Marwan mengatakan, dia pun sebenarnya berharap RUU PKS bisa rampung dan disahkan di periode ini. "Saya pikir (mahasiswa) bersabar ya, sekali pun saya bolak-balik mengatakan punya harapan bisa selesai, itu kan harapan saya," kata Marwan di Kompleks Parlemen, Senayan, Jakarta, Rabu, 25 September 2019.
Marwan mengatakan pembahasan RUU PKS akan dilanjutkan pada masa kerja DPR periode 2019-2024. Adapun di sisa waktu ini, pemerintah dan DPR sepakat membentuk tim perumus untuk membahas rancangan undang-undang yang dibahas sejak Juni 2017 tersebut.
"Tidak mungkin lagi (di periode sekarang)," kata Ketua Panitia Kerja RUU PKS ini.
Di sisi lain, Ketua Panitia Kerja RUU PKS dari pihak pemerintah, Vennetia Danes mengatakan pihaknya tinggal menunggu kejelasan sikap DPR. Dia mengatakan pemerintah sudah siap dengan daftar inventaris masalah (DIM).
"Kalau kami 24 jam kalau rakyat menuntut itu ayo kita bikin the best. Tapi kalau nepuk tangan kan harus dua tangan. Enggak bisa satu tangan. Harus ada counterpart," kata Vennetia secara terpisah di lokasi yang sama.
Dalam rapat panja pemerintah dan DPR yang digelar hari ini, sebenarnya pembentukan timus sempat disetujui di awal. Namun Wakil Ketua Komisi VIII dari Fraksi Partai Keadilan Sejahtera Iskan Qolba Lubis menyatakan partainya menolak pembentukan timus.
Menurut Marwan, PKS menganggap pembentukan timus harus melalui kesepahaman ihwal substansi. "(Alasannya) karena membentuk timus itu kan harus tuntas tentang kesepahaman substansi.
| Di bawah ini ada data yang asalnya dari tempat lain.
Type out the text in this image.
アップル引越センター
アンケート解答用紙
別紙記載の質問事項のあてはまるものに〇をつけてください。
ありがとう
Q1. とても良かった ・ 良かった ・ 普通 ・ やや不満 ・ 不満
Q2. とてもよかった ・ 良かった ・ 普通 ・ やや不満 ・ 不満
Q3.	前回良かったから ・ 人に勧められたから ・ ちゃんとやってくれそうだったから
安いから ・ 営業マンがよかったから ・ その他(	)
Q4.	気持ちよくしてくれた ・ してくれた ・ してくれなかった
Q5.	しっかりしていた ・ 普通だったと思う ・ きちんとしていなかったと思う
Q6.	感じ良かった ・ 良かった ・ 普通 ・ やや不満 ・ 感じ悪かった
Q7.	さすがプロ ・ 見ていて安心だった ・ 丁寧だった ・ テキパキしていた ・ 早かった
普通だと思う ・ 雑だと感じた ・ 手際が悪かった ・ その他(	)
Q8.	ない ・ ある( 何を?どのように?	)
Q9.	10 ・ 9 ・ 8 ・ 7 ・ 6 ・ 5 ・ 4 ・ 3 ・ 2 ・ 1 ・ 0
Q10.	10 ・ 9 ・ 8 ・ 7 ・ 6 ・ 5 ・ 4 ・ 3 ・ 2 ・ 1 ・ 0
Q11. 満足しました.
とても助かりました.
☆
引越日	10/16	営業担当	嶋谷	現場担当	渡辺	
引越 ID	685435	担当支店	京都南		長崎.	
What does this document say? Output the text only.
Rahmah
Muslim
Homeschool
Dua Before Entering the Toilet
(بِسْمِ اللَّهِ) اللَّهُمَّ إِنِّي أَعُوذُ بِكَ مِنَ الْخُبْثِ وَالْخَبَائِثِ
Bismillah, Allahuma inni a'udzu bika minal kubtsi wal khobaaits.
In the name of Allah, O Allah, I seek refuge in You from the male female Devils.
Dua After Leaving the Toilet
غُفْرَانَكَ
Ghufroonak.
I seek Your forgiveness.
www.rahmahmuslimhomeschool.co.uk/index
Kami belum sampai kesepahaman substansi, baru kesepahaman untuk percepatan tata cara membuat, maka dibentuk timus."
Sedangkan PKS sejak awal menyatakan belum sepakat terkait sejumlah hal dalam RUU PKS, bahkan menyangkut judul yang menurut mereka harus diganti dengan RUU Penghapusan Kejahatan Seksual.